Exhuming Munitions via Turbulence-Induced Bed Fluidization
Dr. Blair Johnson | University of Texas at Austin
The objective of this project is to determine the extent to which turbulence can fluidize a sediment bed and subsequently expose buried munitions or impact development of bedforms. The experimental campaign utilizes a laboratory facility in which turbulence is generated by a Randomly Actuated Synthetic Jet Array (RASJA – Variano & Cowen 2008) and mean flows are negligible. By design, turbulence generated in this facility is a close model for bore-advected turbulence, in which instantaneous local shear stresses significantly outweigh bed stresses due to mean or oscillatory flows. It has been observed that ripples can develop under turbulent forcing even in the absence of observable sediment suspension. Further, it has been shown in previous research that significant local pressure gradients may exist in the boundary layer of mean shear free turbulent flows. For these reasons, the researchers hypothesize that there is a great likelihood for sediment beds exposed to highly energetic turbulence to fluidize, leading to potential bed dilation and mobility of sand grains to form ripples. With this potential for significant mobility within the bed, it is further hypothesized that buried munitions may be exhumed during fluidization conditions.
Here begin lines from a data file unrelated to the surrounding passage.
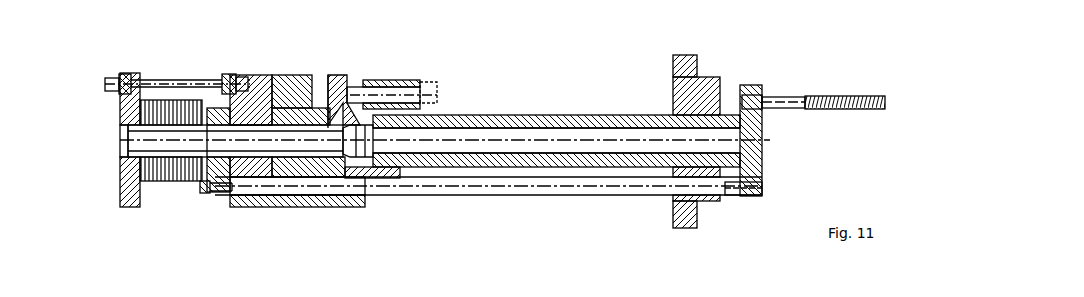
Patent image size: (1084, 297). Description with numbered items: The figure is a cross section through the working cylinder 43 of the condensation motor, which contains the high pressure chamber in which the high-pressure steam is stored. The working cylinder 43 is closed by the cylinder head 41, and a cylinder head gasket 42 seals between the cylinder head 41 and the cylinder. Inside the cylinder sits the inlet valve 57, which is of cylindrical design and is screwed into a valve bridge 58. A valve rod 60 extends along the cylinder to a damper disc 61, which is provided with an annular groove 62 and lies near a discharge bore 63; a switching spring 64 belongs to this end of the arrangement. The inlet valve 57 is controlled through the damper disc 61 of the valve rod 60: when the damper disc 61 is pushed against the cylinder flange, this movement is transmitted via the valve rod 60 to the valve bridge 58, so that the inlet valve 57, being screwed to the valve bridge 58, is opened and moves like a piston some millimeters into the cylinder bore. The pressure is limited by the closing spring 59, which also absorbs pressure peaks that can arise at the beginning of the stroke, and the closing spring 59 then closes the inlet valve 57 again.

The cylinder head 41 is at (337, 80).
The cylinder head gasket 42 is at (373, 115).
The working cylinder 43 is at (487, 118).
The inlet valve 57 is at (318, 150).
The valve bridge 58 is at (218, 188).
The closing spring 59 is at (170, 176).
The valve rod 60 is at (470, 183).
The damper disc 61 is at (748, 88).
The annular groove 62 is at (764, 108).
The discharge bore 63 is at (762, 100).
The switching spring 64 is at (855, 100).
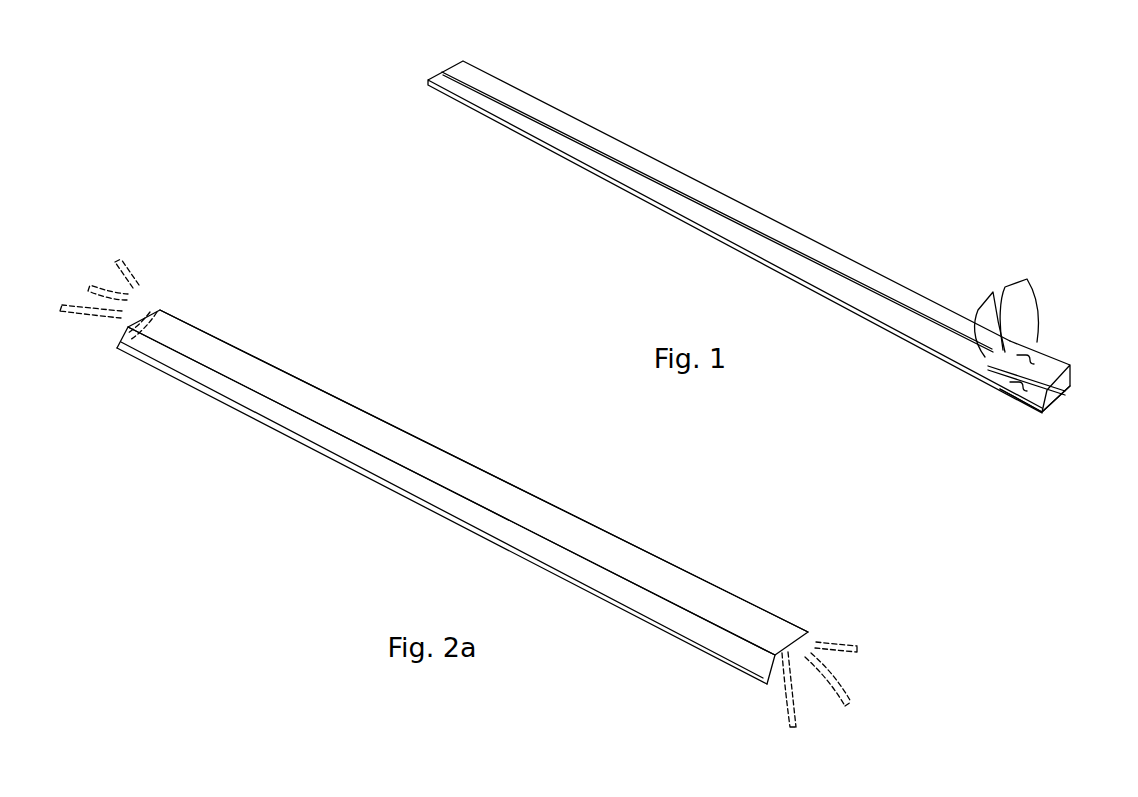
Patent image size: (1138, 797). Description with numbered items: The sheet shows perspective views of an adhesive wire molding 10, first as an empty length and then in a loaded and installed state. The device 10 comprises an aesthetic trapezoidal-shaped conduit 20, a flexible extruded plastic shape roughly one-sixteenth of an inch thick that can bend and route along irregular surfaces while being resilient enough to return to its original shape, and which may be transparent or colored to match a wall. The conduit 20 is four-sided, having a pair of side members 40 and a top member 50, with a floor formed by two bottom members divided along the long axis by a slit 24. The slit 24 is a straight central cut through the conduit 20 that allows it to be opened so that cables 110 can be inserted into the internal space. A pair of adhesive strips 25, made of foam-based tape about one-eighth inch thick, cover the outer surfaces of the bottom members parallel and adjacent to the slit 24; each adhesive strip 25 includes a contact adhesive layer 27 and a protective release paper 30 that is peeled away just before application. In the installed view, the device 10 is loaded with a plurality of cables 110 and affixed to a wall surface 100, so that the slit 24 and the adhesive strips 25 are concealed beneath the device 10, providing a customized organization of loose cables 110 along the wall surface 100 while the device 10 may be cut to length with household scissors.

In FIG. 1, the adhesive wire molding 10 is at (907, 98).
In FIG. 2A, the adhesive wire molding 10 is at (396, 322).
In FIG. 1, the conduit 20 is at (1029, 434).
In FIG. 1, the slit 24 is at (1060, 392).
In FIG. 1, the adhesive strip 25 is at (518, 128).
In FIG. 2A, the adhesive strip 25 is at (248, 413).
In FIG. 1, the contact adhesive layer 27 is at (1010, 388).
In FIG. 1, the release paper 30 is at (760, 242).
In FIG. 1, the side member 40 is at (1068, 378).
In FIG. 2A, the side member 40 is at (388, 468).
In FIG. 1, the top member 50 is at (1053, 417).
In FIG. 2A, the top member 50 is at (677, 585).
In FIG. 2A, the wall surface 100 is at (420, 540).
In FIG. 2A, the cables 110 is at (125, 295).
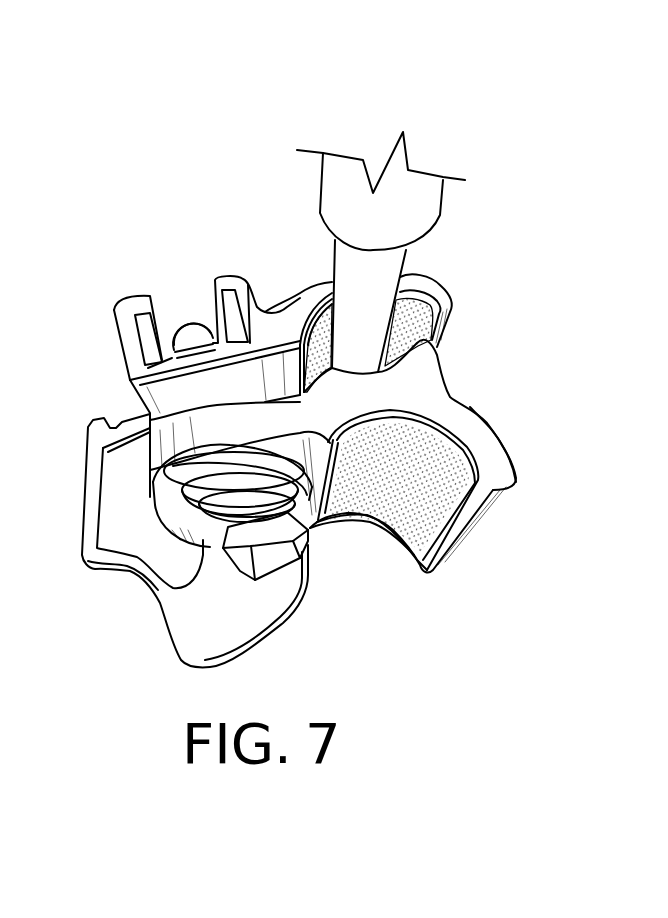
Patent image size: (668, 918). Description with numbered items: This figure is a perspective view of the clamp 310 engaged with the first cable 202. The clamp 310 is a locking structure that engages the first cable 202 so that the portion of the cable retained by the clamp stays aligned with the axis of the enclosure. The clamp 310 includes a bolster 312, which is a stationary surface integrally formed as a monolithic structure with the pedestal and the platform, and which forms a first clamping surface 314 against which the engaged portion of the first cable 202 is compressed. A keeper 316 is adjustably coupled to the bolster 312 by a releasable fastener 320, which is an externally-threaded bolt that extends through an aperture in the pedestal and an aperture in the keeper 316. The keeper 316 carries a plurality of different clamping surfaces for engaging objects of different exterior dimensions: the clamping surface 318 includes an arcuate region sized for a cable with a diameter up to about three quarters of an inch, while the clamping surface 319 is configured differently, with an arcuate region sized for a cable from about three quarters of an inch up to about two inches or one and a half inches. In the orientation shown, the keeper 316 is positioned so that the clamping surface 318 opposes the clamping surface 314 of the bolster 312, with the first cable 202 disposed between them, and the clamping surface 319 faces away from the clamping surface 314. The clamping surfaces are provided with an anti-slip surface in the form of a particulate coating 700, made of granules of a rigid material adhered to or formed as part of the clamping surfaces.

The first cable 202 is at (333, 268).
The clamp 310 is at (522, 413).
The bolster 312 is at (432, 293).
The first clamping surface 314 is at (413, 318).
The keeper 316 is at (505, 460).
The clamping surface 318 is at (372, 370).
The clamping surface 319 is at (440, 510).
The fastener 320 is at (245, 570).
The particulate coating 700 is at (385, 497).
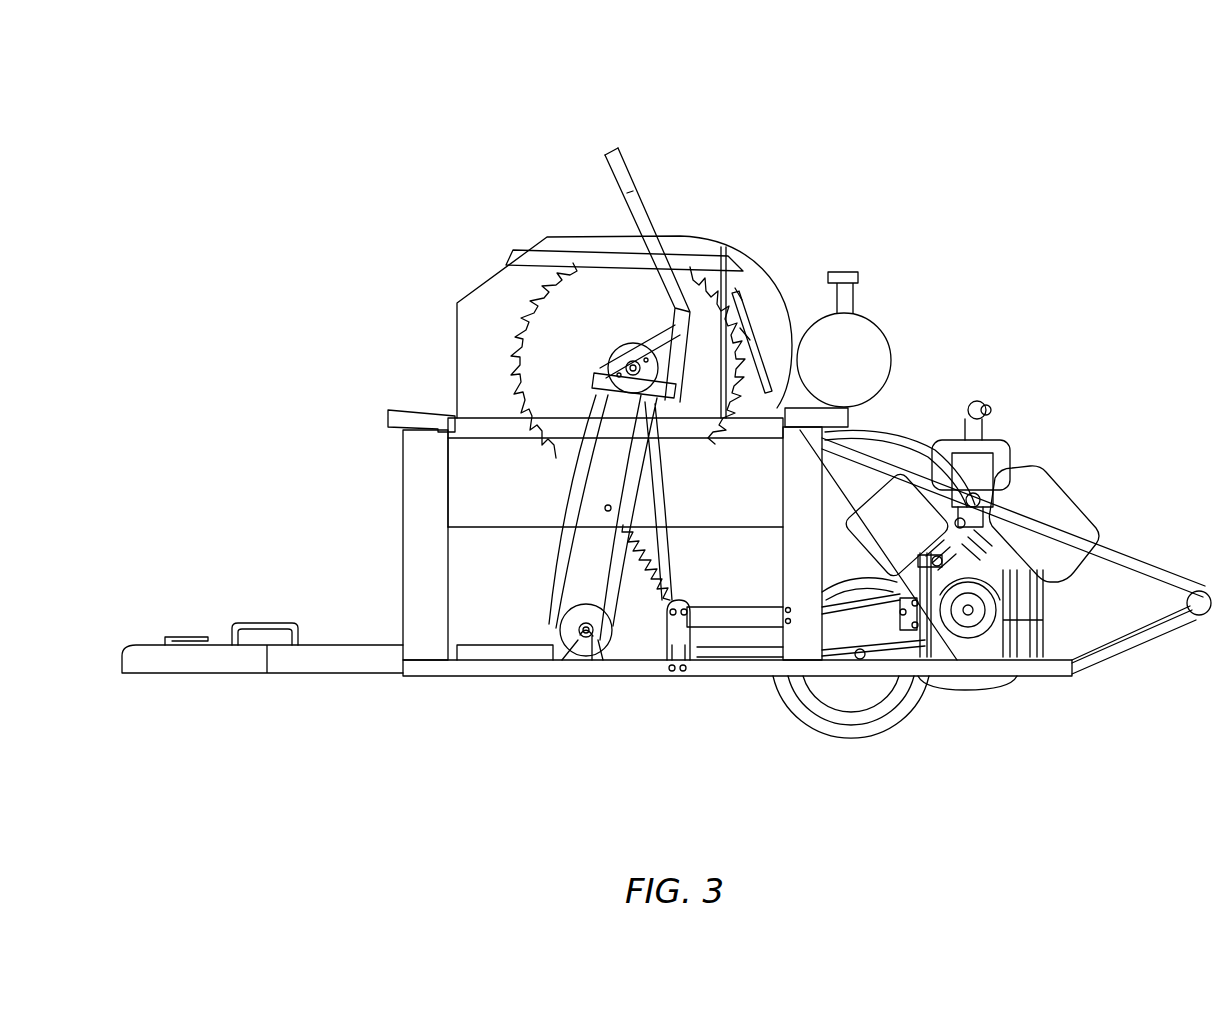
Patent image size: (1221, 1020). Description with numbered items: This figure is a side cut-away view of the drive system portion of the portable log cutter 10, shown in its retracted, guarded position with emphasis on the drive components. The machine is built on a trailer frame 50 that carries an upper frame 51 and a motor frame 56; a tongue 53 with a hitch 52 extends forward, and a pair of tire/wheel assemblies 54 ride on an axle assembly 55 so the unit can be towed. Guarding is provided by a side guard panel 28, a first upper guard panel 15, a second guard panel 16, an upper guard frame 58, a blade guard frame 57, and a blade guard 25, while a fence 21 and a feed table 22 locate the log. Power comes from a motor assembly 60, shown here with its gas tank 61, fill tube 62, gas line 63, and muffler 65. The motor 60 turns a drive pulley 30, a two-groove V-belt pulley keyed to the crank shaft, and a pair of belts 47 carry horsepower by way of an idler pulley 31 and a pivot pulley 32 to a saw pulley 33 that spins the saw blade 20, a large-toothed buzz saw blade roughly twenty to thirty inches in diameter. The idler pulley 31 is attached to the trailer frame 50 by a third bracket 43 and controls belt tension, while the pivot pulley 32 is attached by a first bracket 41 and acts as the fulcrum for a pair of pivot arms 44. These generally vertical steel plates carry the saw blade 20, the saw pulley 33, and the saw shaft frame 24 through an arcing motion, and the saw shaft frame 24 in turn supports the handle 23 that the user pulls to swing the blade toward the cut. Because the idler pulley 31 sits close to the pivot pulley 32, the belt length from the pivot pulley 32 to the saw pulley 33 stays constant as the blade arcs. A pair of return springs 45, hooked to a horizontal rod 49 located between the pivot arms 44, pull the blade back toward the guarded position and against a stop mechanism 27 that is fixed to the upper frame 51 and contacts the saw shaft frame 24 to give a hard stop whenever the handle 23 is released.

The portable log cutter 10 is at (168, 190).
The first upper guard panel 15 is at (612, 318).
The second guard panel 16 is at (745, 335).
The saw blade 20 is at (598, 370).
The fence 21 is at (455, 385).
The feed table 22 is at (430, 420).
The handle 23 is at (620, 160).
The saw shaft frame 24 is at (690, 355).
The blade guard 25 is at (738, 293).
The stop mechanism 27 is at (748, 318).
The side guard panel 28 is at (480, 472).
The drive pulley 30 is at (992, 633).
The idler pulley 31 is at (690, 605).
The pivot pulley 32 is at (570, 640).
The saw pulley 33 is at (640, 355).
The first bracket 41 is at (584, 642).
The third bracket 43 is at (687, 645).
The pivot arms 44 is at (613, 550).
The return springs 45 is at (668, 580).
The belts 47 is at (560, 608).
The horizontal rod 49 is at (604, 507).
The trailer frame 50 is at (638, 672).
The upper frame 51 is at (420, 475).
The hitch 52 is at (178, 650).
The tongue 53 is at (300, 664).
The tire/wheel assemblies 54 is at (900, 716).
The axle assembly 55 is at (858, 660).
The motor frame 56 is at (1185, 608).
The blade guard frame 57 is at (719, 268).
The upper guard frame 58 is at (612, 322).
The motor assembly 60 is at (1048, 492).
The gas tank 61 is at (872, 345).
The fill tube 62 is at (845, 275).
The gas line 63 is at (805, 490).
The muffler 65 is at (985, 402).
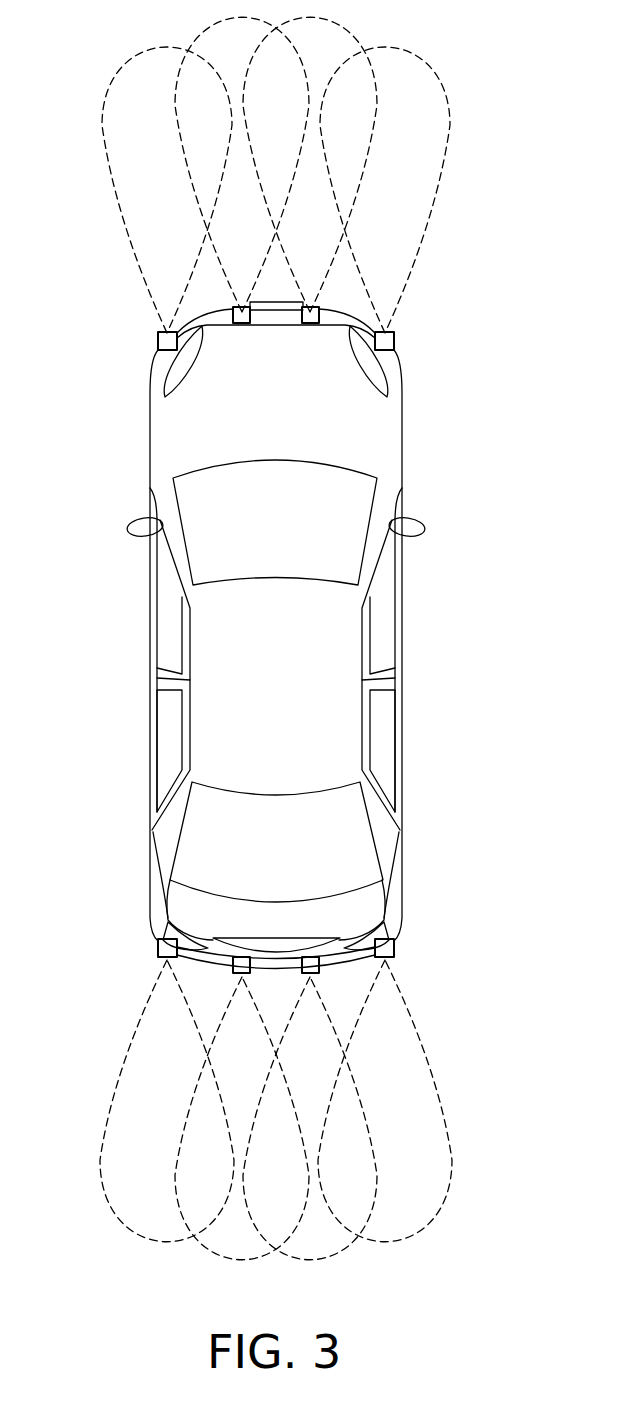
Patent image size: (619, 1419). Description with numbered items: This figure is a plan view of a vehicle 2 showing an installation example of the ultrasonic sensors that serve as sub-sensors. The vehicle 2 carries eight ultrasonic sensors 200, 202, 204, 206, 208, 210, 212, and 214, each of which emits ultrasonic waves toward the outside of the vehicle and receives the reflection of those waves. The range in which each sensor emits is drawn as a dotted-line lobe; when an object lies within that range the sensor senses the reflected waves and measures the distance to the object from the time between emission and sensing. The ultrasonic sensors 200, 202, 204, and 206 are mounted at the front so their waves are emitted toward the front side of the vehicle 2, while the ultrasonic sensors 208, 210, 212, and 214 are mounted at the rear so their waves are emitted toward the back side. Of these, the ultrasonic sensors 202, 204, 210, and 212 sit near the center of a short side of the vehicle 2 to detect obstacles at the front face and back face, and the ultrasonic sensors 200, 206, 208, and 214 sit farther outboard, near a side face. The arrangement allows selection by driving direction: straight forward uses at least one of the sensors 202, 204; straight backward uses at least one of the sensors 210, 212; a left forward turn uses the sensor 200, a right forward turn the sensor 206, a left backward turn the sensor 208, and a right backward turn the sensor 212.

The technical approach describes a detailed and systematic method of determining the requisite fluid and sediment conditions conducive to fluidization and munitions exposure. Emphasis is placed on establishing repeatable experiments with many synchronized measurement devices in order to obtain data linking instantaneous flow forcing with subsequent sediment dynamics. By performing dye studies where fluorescent dye is injected into the bed to highlight fluidization potential and experiments with cores of initially stratified sand layers, fluidization will be quantifiable in relation to the underlying flow conditions. In addition to exploring requisite turbulent forcing for exposure of munitions, the impact of buried or partially-exposed munitions on resulting bathymetry will be investigated as a means of noninvasively identifying submerged UXO in the field and their likelihood to be transported. Several model munitions of varying geometry and density will be tested in a range of flows scaled to mimic environmental conditions across an array of natural beaches and aquatic systems to evaluate mobility.
This project will provide guidance on how turbulent flows in low mean shear environments (e.g. nearshore, stratified lakes, estuaries) can impact mobility of buried munitions. Due to the highly controllable and optically accessible laboratory facility, there will be significant simultaneous datasets detailing links between flow velocity, instantaneous local pressure gradients, sediment suspension, bed porosity, morphological evolution, bed fluidization, and munitions mobility. Although such measurements are often prohibitively difficult in field conditions, the experimental facility can generate flows with a variety of turbulence levels, as measured via dissipation rates, integral scales, and energy spectra, among others, to ensure adequate scaling with a wide variety of environments. This dataset can be used to supplement experiments in field scenarios and/or in wave flumes where measurements relying upon full optical access may be restricted. By determining flow and sediment conditions conducive to exposure, as well as identifying morphological features indicative of buried munitions, detection processes may be significantly simplified and ultimately addressed via remote sensing techniques. Furthermore, if findings from the project work show thresholds of turbulence in which munitions across a range of geometries and densities are relatively easily exhumed, it may be possible to improve remediation technologies to more efficiently address buried munitions.